We collect airline review data from the Skytrax website by scraping multiple pages. The script extracts customer reviews, star ratings, review dates, and reviewer countries. This data will be used for further analysis of customer feedback.

In [None]:
for i in range(1, 41):
    url = f"https://www.airlinequality.com/airline-reviews/british-airways/page/{i}/?sortby=post_date%3ADesc&pagesize=100"
    response = requests.get(url)
    soup = BeautifulSoup(response.content, "html.parser")  

   
    for item in soup.find_all("div", class_="text_content"):
        reviews.append(item.text.strip())

 
    for item in soup.find_all("div", class_="rating-10"):
        star = item.span.text.strip() if item.span else "No rating"
        stars.append(star)

   
    for item in soup.find_all("time"):
        dates.append(item.text.strip())

    
    for item in soup.find_all("h3"):
        country = item.span.next_sibling.text.strip(" ()") if item.span else "Unknown"
        countries.append(country)

    print(f"✅ Page {i} processed. Collected {len(reviews)} reviews.")

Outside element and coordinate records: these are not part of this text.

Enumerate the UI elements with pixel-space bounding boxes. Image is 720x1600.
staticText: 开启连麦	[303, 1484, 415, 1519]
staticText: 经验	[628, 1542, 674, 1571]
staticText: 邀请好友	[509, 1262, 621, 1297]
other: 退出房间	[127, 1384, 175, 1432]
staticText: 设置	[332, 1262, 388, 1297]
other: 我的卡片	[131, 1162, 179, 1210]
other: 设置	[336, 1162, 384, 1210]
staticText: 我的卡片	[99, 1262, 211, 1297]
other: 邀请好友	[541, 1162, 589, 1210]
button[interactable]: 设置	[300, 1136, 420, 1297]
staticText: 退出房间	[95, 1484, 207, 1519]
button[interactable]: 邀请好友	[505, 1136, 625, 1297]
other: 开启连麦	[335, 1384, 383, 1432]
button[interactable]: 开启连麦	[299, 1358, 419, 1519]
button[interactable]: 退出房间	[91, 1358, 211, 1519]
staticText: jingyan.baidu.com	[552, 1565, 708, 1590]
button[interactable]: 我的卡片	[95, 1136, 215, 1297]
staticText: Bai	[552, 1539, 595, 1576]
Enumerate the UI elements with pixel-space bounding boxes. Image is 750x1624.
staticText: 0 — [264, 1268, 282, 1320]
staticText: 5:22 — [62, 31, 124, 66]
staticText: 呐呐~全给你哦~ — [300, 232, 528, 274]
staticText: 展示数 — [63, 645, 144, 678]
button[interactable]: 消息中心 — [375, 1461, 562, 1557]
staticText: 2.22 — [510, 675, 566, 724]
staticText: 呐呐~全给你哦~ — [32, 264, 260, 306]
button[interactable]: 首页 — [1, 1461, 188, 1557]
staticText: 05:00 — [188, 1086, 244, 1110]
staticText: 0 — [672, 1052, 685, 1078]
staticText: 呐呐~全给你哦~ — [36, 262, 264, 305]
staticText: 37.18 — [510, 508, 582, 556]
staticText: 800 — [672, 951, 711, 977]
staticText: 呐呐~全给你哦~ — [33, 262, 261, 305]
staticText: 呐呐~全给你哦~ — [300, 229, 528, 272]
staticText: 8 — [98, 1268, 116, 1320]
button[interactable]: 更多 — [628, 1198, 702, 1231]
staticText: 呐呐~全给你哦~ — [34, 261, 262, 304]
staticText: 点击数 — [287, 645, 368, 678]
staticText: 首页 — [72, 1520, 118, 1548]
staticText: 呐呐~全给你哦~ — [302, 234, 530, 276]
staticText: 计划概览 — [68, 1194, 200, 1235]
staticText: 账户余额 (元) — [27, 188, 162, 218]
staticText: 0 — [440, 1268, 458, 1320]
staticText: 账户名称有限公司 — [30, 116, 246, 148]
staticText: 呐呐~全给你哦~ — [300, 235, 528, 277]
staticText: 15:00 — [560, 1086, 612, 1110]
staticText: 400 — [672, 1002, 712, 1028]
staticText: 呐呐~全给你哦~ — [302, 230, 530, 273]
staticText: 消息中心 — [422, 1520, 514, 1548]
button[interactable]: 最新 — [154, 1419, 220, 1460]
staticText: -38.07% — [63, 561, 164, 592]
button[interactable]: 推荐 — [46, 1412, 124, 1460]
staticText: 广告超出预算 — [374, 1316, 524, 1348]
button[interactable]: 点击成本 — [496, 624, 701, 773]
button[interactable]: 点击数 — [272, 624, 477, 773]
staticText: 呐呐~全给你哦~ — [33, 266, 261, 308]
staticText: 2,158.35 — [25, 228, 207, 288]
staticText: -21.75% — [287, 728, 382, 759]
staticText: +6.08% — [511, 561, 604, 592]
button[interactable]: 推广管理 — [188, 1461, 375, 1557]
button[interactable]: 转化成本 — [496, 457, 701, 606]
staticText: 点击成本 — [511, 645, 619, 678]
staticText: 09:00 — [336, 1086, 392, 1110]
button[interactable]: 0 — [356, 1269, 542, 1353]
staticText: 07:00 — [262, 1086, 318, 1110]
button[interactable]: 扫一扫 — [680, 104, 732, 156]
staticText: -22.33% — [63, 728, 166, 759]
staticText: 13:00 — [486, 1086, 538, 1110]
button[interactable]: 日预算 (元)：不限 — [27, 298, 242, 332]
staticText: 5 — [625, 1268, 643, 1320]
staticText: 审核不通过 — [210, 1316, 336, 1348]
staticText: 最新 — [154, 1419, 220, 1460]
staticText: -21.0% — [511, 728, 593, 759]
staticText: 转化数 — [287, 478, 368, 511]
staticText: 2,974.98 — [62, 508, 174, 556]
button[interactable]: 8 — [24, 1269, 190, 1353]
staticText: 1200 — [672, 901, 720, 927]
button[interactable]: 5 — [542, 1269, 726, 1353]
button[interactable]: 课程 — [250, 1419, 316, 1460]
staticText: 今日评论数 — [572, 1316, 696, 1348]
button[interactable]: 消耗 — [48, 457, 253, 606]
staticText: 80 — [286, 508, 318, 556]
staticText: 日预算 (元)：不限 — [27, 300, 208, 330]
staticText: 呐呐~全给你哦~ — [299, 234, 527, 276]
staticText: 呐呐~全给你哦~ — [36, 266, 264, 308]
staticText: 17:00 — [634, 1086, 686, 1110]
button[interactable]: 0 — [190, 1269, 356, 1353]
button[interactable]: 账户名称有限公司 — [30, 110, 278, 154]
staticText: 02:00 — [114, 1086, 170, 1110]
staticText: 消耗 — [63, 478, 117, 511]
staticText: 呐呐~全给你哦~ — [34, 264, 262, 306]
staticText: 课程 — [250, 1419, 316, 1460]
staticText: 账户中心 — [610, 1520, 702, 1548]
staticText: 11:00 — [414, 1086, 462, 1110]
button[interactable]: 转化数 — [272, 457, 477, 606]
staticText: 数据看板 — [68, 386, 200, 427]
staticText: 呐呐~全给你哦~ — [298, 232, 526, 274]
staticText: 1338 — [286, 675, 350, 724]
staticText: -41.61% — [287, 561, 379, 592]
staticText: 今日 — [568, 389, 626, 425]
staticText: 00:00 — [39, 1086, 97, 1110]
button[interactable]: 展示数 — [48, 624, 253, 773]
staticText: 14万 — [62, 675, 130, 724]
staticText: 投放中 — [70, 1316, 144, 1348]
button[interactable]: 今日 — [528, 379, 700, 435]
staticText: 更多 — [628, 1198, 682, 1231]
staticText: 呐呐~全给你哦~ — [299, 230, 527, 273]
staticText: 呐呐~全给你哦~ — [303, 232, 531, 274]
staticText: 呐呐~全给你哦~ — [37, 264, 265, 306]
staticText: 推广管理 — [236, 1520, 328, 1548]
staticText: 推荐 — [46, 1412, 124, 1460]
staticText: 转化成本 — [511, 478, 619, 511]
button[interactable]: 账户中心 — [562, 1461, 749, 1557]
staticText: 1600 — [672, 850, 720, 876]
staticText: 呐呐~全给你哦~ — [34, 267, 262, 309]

✅ Page 1 processed. Collected 100 reviews.
✅ Page 2 processed. Collected 200 reviews.
✅ Page 3 processed. Collected 300 reviews.
✅ Page 4 processed. Collected 400 reviews.
✅ Page 5 processed. Collected 500 reviews.
✅ Page 6 processed. Collected 600 reviews.
✅ Page 7 processed. Collected 700 reviews.
✅ Page 8 processed. Collected 800 reviews.
✅ Page 9 processed. Collected 900 reviews.
✅ Page 10 processed. Collected 1000 reviews.
✅ Page 11 processed. Collected 1100 reviews.
✅ Page 12 processed. Collected 1200 reviews.
✅ Page 13 processed. Collected 1300 reviews.
✅ Page 14 processed. Collected 1400 reviews.
✅ Page 15 processed. Collected 1500 reviews.
✅ Page 16 processed. Collected 1600 reviews.
✅ Page 17 processed. Collected 1700 reviews.
✅ Page 18 processed. Collected 1800 reviews.
✅ Page 19 processed. Collected 1900 reviews.
✅ Page 20 processed. Collected 2000 reviews.
✅ Page 21 processed. Collected 2100 reviews.
✅ Page 22 processed. Collected 2200 reviews.
✅ Page 23 processed. Collect

To ensure consistency in our dataset, we align the lengths of all extracted lists. The script trims each list to match the shortest one, preventing misalignment issues during data processing.

In [None]:
print(len(reviews), len(stars), len(dates), len(countries))

3924 3924 3924 3924


In [45]:
min_length = min(len(reviews), len(stars), len(dates), len(countries))
reviews, stars, dates, countries = reviews[:min_length], stars[:min_length], dates[:min_length], countries[:min_length]

In [None]:
#create  a dataframe from these collected lists of data
df = pd.DataFrame({
    "Review": reviews,
    "Stars": stars,
    "Date": dates,
    "Country": countries
})

In [None]:
df.head()

Unnamed: 0,Review,Stars,Date,Country
0,✅ Trip Verified | Flight mainly let down by ...,5,19th March 2025,United Kingdom
1,✅ Trip Verified | Another awful experience b...,7,16th March 2025,United States
2,"✅ Trip Verified | The service was rude, full...",1,16th March 2025,United States
3,✅ Trip Verified | This flight was a joke. Th...,3,16th March 2025,United States
4,✅ Trip Verified | This time British Airways ...,1,7th March 2025,United Kingdom


In [49]:
df.shape

(3924, 4)

#### Export the data into a csv format

In [50]:
df.to_csv("BA_reviews.csv")
print("Data successfully collected and saved to BA_reviews.csv!")

Data successfully collected and saved to BA_reviews.csv!